Disease Pattern Clustering: Social Determinants in developing diseases

Principal Investigator: Miss Jiani Yan
Approved Research ID: 106690
Approval date: January 3rd 2024

Lay summary

This project aims to explore the current trends of diseases in the UK,, and how these diseases are tied to things like income, education, and living conditions. We'll be using data from the UK BioBank and machine learning tools to see if certain patterns within these social factors can lead to certain diseases.

The research design is justified from two perspectives. Firstly, social determinants have a significant impact on health outcomes, as supported by theoretical and empirical evidence. For example, The theory of fundamental cause suggests that social conditions serve as fundamental causes of diseases, influencing health outcomes through various mechanisms such as resource access and health-related behaviors.

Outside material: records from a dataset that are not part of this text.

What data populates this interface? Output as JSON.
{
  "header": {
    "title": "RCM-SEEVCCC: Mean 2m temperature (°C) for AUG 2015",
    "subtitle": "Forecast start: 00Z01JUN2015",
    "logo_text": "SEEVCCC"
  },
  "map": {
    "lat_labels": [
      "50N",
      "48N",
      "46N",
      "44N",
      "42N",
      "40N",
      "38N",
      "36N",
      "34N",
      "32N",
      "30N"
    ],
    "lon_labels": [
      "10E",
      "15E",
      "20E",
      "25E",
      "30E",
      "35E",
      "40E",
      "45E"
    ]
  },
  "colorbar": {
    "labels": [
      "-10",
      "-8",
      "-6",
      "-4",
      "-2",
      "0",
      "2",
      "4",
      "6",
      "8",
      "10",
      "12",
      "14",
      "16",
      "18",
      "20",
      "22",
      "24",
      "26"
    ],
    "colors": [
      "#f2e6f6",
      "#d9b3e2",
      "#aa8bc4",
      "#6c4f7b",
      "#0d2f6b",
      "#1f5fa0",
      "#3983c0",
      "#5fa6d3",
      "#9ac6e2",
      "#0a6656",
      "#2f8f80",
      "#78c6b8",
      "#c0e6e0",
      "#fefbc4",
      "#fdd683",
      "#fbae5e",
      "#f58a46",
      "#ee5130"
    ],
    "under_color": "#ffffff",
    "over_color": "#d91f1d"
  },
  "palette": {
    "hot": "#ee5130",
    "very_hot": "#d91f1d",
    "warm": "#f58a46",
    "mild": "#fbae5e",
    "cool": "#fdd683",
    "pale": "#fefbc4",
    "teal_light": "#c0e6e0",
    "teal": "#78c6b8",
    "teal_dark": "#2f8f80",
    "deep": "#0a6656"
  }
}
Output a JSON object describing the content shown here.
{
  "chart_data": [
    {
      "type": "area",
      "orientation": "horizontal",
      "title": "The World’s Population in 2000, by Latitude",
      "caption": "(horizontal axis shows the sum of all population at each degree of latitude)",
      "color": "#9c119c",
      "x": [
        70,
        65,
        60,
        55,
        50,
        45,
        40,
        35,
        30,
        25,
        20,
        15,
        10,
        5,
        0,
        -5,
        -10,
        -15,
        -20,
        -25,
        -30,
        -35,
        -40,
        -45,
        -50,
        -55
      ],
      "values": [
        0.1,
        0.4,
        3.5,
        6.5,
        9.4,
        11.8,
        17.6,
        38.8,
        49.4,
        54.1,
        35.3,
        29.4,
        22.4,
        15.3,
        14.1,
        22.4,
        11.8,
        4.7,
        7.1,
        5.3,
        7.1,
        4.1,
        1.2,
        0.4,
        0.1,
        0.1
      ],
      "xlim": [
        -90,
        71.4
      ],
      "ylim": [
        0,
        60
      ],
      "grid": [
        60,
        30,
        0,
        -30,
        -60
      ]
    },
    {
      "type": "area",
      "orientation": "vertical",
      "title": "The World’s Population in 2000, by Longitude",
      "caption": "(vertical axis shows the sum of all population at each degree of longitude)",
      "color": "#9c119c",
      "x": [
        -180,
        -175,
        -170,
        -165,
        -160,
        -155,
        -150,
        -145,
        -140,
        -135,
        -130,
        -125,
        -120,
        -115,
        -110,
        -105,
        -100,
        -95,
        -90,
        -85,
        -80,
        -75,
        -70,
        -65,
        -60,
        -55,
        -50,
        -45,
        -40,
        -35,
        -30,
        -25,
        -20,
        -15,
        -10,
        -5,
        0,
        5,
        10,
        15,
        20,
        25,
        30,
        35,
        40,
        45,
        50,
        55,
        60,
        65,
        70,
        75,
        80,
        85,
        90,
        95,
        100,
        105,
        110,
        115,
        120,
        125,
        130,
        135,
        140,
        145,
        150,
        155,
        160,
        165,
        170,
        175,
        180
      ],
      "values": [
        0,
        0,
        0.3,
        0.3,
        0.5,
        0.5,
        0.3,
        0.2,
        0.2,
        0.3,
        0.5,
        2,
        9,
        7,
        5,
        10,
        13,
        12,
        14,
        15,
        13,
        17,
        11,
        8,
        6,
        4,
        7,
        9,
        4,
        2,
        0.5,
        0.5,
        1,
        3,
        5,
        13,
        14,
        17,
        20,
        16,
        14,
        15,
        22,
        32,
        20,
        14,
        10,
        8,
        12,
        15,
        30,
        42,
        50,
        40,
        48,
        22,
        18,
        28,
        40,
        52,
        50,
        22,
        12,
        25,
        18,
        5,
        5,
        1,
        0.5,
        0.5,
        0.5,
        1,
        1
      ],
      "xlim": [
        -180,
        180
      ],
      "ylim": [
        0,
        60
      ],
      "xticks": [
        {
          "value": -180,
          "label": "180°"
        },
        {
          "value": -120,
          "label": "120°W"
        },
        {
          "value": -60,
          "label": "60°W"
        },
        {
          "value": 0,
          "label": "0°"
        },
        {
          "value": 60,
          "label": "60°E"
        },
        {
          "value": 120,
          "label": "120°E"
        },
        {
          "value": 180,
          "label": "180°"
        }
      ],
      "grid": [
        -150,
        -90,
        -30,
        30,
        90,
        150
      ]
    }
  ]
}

Social epidemiology, a branch of epidemiology, focuses on the influence of social structures, institutions, and relationships on health determinants. By incorporating biological mechanisms, social epidemiologytries to shed light on how these external factors can directly affect our bodies and cause diseases.

Secondly, the clustering method enables a bottom-up, holistic examination of the relationship of interest. It means we're looking at the big picture first, then breaking it down. Many studies exploring the impact of social determinants of health adopt a top-down approach, starting with a core idea or specific mechanism and then collecting evidence to support the proposed hypothesis. However, this approach often lacks a comprehensive perspective for assessing complex relationships between risk factors and diseases. Additionally, omitting related diseases in research designs introduces bias when the pathways connecting risk factors and the focused disease are unclear. Single risk factor research designs also overlook the multifactorial nature of many diseases, the fact that many diseases are caused by a mix of factors. It will hinder the discovery of genuine relationships. This is especially important when omitted risks are interrelated with selected risk factors.

The results of this study will contribute to a deeper understanding of the relationship between diseases and social determinants of health, potentially leading to the development of new theoretical frameworks. Furthermore, it will provide valuable insights for health policymakers in designing more effective strategies to address health inequalities driven by social disparities. This aligns with the goal of "closing the gap in a generation: health equity through action on the social determinants of health," as advocated by the World Health Organization's Commission on Social Determinants of Health.